Я не понимал, что с ней. Ведь Ира меня точно не любит — в этом я был уверен на все сто. Я просто стал для нее олицетворением какой-то идеи. Цели, к которой она упорно шла. Картинка идеального безоблачного будущего. И которая теперь рушила её сознание, уничтожая её изнутри.

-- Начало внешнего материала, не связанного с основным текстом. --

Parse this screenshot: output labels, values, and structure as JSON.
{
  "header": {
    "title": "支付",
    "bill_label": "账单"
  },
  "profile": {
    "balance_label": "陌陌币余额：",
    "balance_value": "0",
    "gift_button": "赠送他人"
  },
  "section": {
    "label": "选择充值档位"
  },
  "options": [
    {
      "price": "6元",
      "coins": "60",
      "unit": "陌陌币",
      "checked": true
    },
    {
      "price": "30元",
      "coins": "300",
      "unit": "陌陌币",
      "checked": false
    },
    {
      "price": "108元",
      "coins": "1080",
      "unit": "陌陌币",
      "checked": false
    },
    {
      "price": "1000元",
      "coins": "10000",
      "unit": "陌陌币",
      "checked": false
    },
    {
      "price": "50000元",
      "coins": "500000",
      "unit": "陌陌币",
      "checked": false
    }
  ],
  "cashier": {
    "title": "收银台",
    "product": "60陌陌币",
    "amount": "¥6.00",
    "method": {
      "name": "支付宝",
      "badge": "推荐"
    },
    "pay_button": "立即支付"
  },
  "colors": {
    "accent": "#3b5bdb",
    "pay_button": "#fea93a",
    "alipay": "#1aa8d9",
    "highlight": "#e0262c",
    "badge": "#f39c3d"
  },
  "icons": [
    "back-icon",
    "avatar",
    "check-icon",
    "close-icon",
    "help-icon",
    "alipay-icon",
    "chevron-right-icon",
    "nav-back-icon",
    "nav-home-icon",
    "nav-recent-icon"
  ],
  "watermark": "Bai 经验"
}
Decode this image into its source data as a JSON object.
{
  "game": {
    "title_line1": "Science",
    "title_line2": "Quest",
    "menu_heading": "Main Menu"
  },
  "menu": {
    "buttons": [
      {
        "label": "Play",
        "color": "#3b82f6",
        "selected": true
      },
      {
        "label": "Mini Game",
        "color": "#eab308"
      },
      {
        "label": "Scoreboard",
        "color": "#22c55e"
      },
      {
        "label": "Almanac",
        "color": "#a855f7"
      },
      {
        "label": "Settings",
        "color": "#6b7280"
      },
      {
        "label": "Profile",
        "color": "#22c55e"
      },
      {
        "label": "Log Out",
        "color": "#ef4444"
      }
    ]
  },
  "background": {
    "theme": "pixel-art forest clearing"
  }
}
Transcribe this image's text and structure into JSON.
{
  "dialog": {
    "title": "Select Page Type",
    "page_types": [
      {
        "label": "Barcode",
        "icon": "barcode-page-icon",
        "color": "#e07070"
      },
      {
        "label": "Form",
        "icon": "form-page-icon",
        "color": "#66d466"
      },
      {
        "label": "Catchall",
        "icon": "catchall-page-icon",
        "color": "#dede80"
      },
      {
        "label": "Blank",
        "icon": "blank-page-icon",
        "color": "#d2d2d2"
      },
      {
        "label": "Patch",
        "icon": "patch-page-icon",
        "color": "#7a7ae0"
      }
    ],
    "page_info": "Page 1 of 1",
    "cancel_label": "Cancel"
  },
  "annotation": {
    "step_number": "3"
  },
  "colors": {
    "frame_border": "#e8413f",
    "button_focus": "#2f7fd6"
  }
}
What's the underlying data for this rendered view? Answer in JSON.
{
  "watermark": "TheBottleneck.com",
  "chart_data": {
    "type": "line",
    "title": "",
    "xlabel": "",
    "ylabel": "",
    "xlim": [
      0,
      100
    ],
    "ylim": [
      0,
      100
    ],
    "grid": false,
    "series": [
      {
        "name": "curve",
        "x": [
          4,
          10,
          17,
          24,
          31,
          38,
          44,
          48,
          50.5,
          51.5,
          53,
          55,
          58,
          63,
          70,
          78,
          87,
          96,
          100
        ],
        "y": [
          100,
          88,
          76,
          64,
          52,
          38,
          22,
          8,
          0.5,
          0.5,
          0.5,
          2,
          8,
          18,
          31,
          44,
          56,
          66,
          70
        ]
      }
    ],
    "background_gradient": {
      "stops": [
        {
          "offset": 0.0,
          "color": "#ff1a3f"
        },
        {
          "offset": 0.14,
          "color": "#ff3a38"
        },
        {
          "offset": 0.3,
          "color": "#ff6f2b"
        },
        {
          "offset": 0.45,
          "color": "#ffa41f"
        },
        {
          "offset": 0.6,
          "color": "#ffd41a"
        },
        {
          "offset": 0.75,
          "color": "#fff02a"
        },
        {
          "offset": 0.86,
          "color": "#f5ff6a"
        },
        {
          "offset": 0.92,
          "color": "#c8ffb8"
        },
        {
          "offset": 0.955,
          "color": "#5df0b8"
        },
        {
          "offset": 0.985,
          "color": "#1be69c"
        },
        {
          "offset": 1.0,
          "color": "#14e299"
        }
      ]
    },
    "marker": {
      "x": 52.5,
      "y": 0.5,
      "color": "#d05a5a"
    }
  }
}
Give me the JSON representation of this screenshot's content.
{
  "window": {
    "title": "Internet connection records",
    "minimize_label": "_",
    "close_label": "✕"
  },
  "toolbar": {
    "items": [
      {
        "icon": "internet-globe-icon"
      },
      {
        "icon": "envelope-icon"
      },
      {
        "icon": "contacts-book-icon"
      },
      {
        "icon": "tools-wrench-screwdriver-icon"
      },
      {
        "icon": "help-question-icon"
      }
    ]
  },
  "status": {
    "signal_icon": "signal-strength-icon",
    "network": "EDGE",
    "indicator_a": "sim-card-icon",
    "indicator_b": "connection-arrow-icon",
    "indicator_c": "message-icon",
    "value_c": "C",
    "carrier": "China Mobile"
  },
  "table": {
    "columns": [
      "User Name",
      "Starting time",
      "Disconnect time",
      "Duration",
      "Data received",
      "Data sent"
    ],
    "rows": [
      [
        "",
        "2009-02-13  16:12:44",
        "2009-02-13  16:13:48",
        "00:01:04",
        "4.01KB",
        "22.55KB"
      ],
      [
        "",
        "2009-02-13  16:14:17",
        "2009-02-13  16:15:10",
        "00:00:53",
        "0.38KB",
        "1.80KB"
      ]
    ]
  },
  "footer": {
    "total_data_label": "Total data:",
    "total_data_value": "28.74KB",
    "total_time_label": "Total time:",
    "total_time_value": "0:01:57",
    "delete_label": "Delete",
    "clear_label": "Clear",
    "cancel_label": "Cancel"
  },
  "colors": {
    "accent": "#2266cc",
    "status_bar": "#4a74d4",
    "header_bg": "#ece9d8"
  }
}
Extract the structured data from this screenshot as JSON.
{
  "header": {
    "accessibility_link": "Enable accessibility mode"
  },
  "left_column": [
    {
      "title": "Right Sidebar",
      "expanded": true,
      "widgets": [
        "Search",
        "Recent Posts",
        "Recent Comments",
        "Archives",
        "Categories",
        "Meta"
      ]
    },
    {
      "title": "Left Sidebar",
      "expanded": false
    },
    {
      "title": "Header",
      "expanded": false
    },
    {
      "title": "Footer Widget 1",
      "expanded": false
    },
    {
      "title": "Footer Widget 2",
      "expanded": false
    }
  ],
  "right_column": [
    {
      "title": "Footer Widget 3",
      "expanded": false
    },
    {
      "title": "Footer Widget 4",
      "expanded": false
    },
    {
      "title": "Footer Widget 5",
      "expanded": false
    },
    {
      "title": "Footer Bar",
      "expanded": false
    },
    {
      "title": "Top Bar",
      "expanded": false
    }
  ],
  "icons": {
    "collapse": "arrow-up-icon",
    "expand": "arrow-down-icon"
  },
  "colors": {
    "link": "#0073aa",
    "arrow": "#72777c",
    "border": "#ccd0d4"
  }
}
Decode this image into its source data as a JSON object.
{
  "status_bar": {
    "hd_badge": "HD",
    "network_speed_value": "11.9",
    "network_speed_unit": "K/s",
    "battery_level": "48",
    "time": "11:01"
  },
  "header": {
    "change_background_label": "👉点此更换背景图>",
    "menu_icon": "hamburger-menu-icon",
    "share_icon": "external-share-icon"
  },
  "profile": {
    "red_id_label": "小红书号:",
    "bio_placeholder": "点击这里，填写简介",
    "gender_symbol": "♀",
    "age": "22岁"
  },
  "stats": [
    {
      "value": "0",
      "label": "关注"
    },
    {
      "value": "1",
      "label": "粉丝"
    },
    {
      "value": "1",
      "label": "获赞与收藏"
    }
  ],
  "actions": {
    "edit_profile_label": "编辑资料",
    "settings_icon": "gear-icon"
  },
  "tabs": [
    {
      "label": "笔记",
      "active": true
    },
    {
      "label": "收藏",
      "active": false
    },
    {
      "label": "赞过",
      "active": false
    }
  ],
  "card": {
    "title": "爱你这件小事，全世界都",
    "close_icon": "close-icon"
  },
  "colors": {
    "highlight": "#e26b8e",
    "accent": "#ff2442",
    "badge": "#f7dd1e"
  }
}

Но сейчас я должен был играть по её правилам. Ради Ани. И Мари. Поэтому я кивнул:
— Хорошо. Я согласен.
Мари бросила на меня короткий взгляд, но я не ответил ей, сосредоточившись на лице Иры и пытаясь каждым своим жестом убедить девушку, что она победила. А та, кажется, пребывала уже в том состоянии, когда мыслить связно получается с большим трудом. И сейчас в ее глазах вспыхнули искорки радости.
— Правда?
Я с готовностью кивнул:
— Конечно. Мы с тобой сейчас уедем далеко-далеко, и начнем всё с начала.